In this panel we seek to reflect upon the theme "internet rules" by drawing on the notion of standards, developed in Science and Technology Studies. The work of Susan Leigh Star lays a foundation for considering the relationships between rules, standards and algorithms as forms of infrastructure. In the panel, we explore the production of standards as they become transparent infrastructures, heeding Star and Lampland's call to restore these standards' "historical development, their political consequences, and the smoke-filled rooms always attached to decisions made about them" (2009:13). Standards – and algorithms – are rarely queried, as they promise and embody efficiency and order.

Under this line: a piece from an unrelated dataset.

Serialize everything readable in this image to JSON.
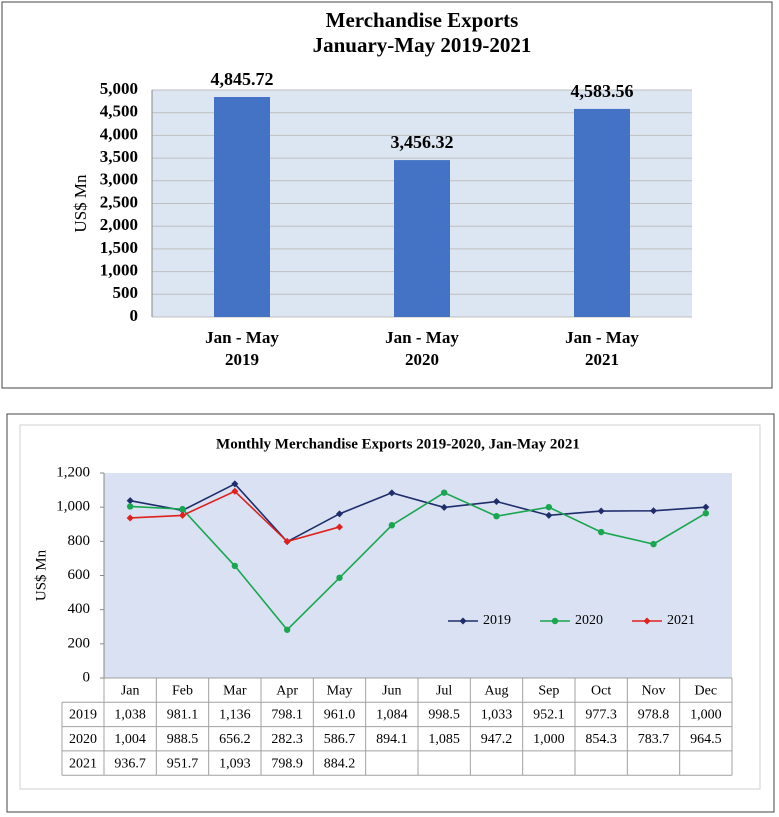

Indeed, modernity may be described as a concentrated, relentless effort to contain the accidental, the arbitrary, the residual; to categorize, order, and routinize the unexpected; and to preclude the exceptional and unpredictable (Bauman, 1991) – in a word: to standardize. As Larkin writes, it is difficult to separate an analysis of infrastructures such as standards from the modernist belief that by promoting order, "infrastructures bring about change, and through change they enact progress, and through progress we gain freedom" (2013:332). It is ironic, then, that standards are distributed unevenly across the sociocultural landscape, that they are increasingly linked and integrated with one another, and that they codify, embody or prescribe social values that often carry great consequences for individuals and groups (Star and Lampland, 2009:5). In this context, the four papers and the moderator of this panel explore the meaning of contemporary standardization practices in such diverse fields as memory applications, crowd funding, biometric identification and national archiving, and internet literacy – viewing them as empirically distinct yet theoretically interrelated attempts to impose order in times of growing uncertainly. Together, they address two tensions that inform contemporary standardization efforts, regarding standards as an encounter between analogue and digital objects and practices; and as dialectic of invisibility and transparency, a pragmatic and symbolic endeavor.